Subsequent Memory Reading Operations
Note that when tracking process memory mappings during core file buildMemory:
type SplicedMemory struct {
readers []readerEntry
}
func buildMemory(core, exeELF *elf.File, exe io.ReaderAt, notes []*note) proc.MemoryReader {
memory := &SplicedMemory{}
// For now, assume all file mappings are to the exe.
for _, note := range notes {
if note.Type == _NT_FILE {
fileNote := note.Desc.(*linuxNTFile)
for _, entry := range fileNote.entries {
r := &offsetReaderAt{
reader: exe,
offset: entry.Start - (entry.FileOfs * fileNote.PageSize),
}
memory.Add(r, entry.Start, entry.End-entry.Start)
}
}
}
// Load memory segments from exe and then from the core file,
// allowing the corefile to overwrite previously loaded segments
for _, elfFile := range []*elf.File{exeELF, core} {
if elfFile == nil {
continue
}
for _, prog := range elfFile.Progs {
if prog.Type == elf.PT_LOAD {
if prog.Filesz == 0 {
continue
}
r := &offsetReaderAt{
reader: prog.ReaderAt,
offset: prog.Vaddr,
}
memory.Add(r, prog.Vaddr, prog.Filesz)
}
}
}
return memory
}
We focus on the readers construction in the lower part:
for _, prog := range elfFile.Progs {
if prog.Type == elf.PT_LOAD {
if prog.Filesz == 0 {
continue
}
r := &offsetReaderAt{
reader: prog.ReaderAt,
offset: prog.Vaddr,
}
memory.Add(r, prog.Vaddr, prog.Filesz)
}
}
We only process parts that have mappings and FileSZ != 0. If FileSZ == 0, we simply skip processing (recall that we didn't record filenames in readNote either, so we can't read them, and even if we could read them, since these files themselves might have changed, it wouldn't be useful to us).
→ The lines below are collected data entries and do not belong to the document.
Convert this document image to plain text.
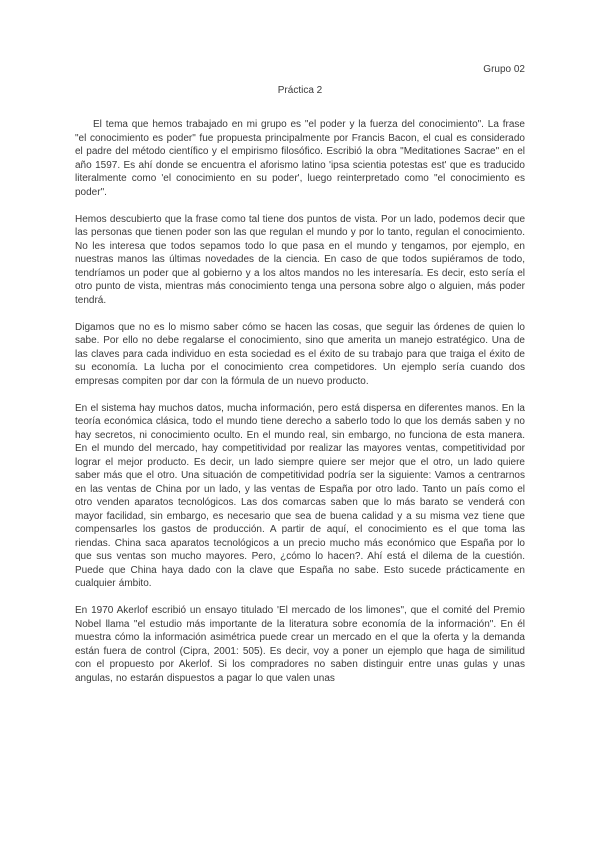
Grupo 02
Práctica 2

El tema que hemos trabajado en mi grupo es "el poder y la fuerza del conocimiento". La frase "el conocimiento es poder" fue propuesta principalmente por Francis Bacon, el cual es considerado el padre del método científico y el empirismo filosófico. Escribió la obra "Meditationes Sacrae" en el año 1597. Es ahí donde se encuentra el aforismo latino 'ipsa scientia potestas est' que es traducido literalmente como 'el conocimiento en su poder', luego reinterpretado como "el conocimiento es poder".

Hemos descubierto que la frase como tal tiene dos puntos de vista. Por un lado, podemos decir que las personas que tienen poder son las que regulan el mundo y por lo tanto, regulan el conocimiento. No les interesa que todos sepamos todo lo que pasa en el mundo y tengamos, por ejemplo, en nuestras manos las últimas novedades de la ciencia. En caso de que todos supiéramos de todo, tendríamos un poder que al gobierno y a los altos mandos no les interesaría. Es decir, esto sería el otro punto de vista, mientras más conocimiento tenga una persona sobre algo o alguien, más poder tendrá.

Digamos que no es lo mismo saber cómo se hacen las cosas, que seguir las órdenes de quien lo sabe. Por ello no debe regalarse el conocimiento, sino que amerita un manejo estratégico. Una de las claves para cada individuo en esta sociedad es el éxito de su trabajo para que traiga el éxito de su economía. La lucha por el conocimiento crea competidores. Un ejemplo sería cuando dos empresas compiten por dar con la fórmula de un nuevo producto.

En el sistema hay muchos datos, mucha información, pero está dispersa en diferentes manos. En la teoría económica clásica, todo el mundo tiene derecho a saberlo todo lo que los demás saben y no hay secretos, ni conocimiento oculto. En el mundo real, sin embargo, no funciona de esta manera. En el mundo del mercado, hay competitividad por realizar las mayores ventas, competitividad por lograr el mejor producto. Es decir, un lado siempre quiere ser mejor que el otro, un lado quiere saber más que el otro. Una situación de competitividad podría ser la siguiente: Vamos a centrarnos en las ventas de China por un lado, y las ventas de España por otro lado. Tanto un país como el otro venden aparatos tecnológicos. Las dos comarcas saben que lo más barato se venderá con mayor facilidad, sin embargo, es necesario que sea de buena calidad y a su misma vez tiene que compensarles los gastos de producción. A partir de aquí, el conocimiento es el que toma las riendas. China saca aparatos tecnológicos a un precio mucho más económico que España por lo que sus ventas son mucho mayores. Pero, ¿cómo lo hacen?. Ahí está el dilema de la cuestión. Puede que China haya dado con la clave que España no sabe. Esto sucede prácticamente en cualquier ámbito.

En 1970 Akerlof escribió un ensayo titulado 'El mercado de los limones", que el comité del Premio Nobel llama "el estudio más importante de la literatura sobre economía de la información". En él muestra cómo la información asimétrica puede crear un mercado en el que la oferta y la demanda están fuera de control (Cipra, 2001: 505). Es decir, voy a poner un ejemplo que haga de similitud con el propuesto por Akerlof. Si los compradores no saben distinguir entre unas gulas y unas angulas, no estarán dispuestos a pagar lo que valen unas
Then we put these memory regions with data into our SplicedMemory, with each VMA corresponding to a reader like this:
r := &offsetReaderAt{
reader: prog.ReaderAt,
offset: prog.Vaddr,
}
Later, when we need to read memory, instead of reading through ptrace(PTRACE_PEEKTEXT/PEEKDATA, ...) like when debugging a process, we read directly from the readers in SplicedMemory:
- First determine which VMAs' corresponding readers the data is in based on the starting address and data size to be read;
- Then read from these readers;
- The starting address for reading from each reader is already recorded, and the starting address is actually the VirtSize of each PT_LOAD type in the core file. ps: In part 1 we mentioned that in executable programs, VirtSize represents the loading address of PT_LOAD type in the process address space, but in core files, it represents the offset in the core file.
Subsequent Register Reading Operations
This is naturally even simpler. This information is recorded in the PT_NOTE corresponding segment, and when we read it, we've already parsed it and placed it in appropriate data structures, so it's not a problem.
Subsequent Initialization and Debugging
Afterward, the debugger continues to initialize the debug session and network communication parts, and can then examine the problem scene based on the core file and try to locate issues.
Execution Testing
Even after opening a core file, it's just reading a snapshot. Although it reconstructs the problem scene, it doesn't reconstruct the process, so debug commands involving execution in the debug session cannot be executed. Core file debugging typically uses bt to observe the stack, frame to select stack frames, and locals/args to view function parameters and local variable information.
Test examples omitted.
Summary
This article has introduced how tinydbg generates and loads core files, including:
- The basic concepts and structure of core files
- How core files are generated by the Linux kernel and custom tools
- The implementation details of tinydbg's core file generation and loading
- How memory and register information is handled during core file operations
- The limitations and considerations in core file debugging
Through this implementation, tinydbg provides a powerful tool for post-mortem debugging, allowing developers to analyze program crashes and issues after they occur.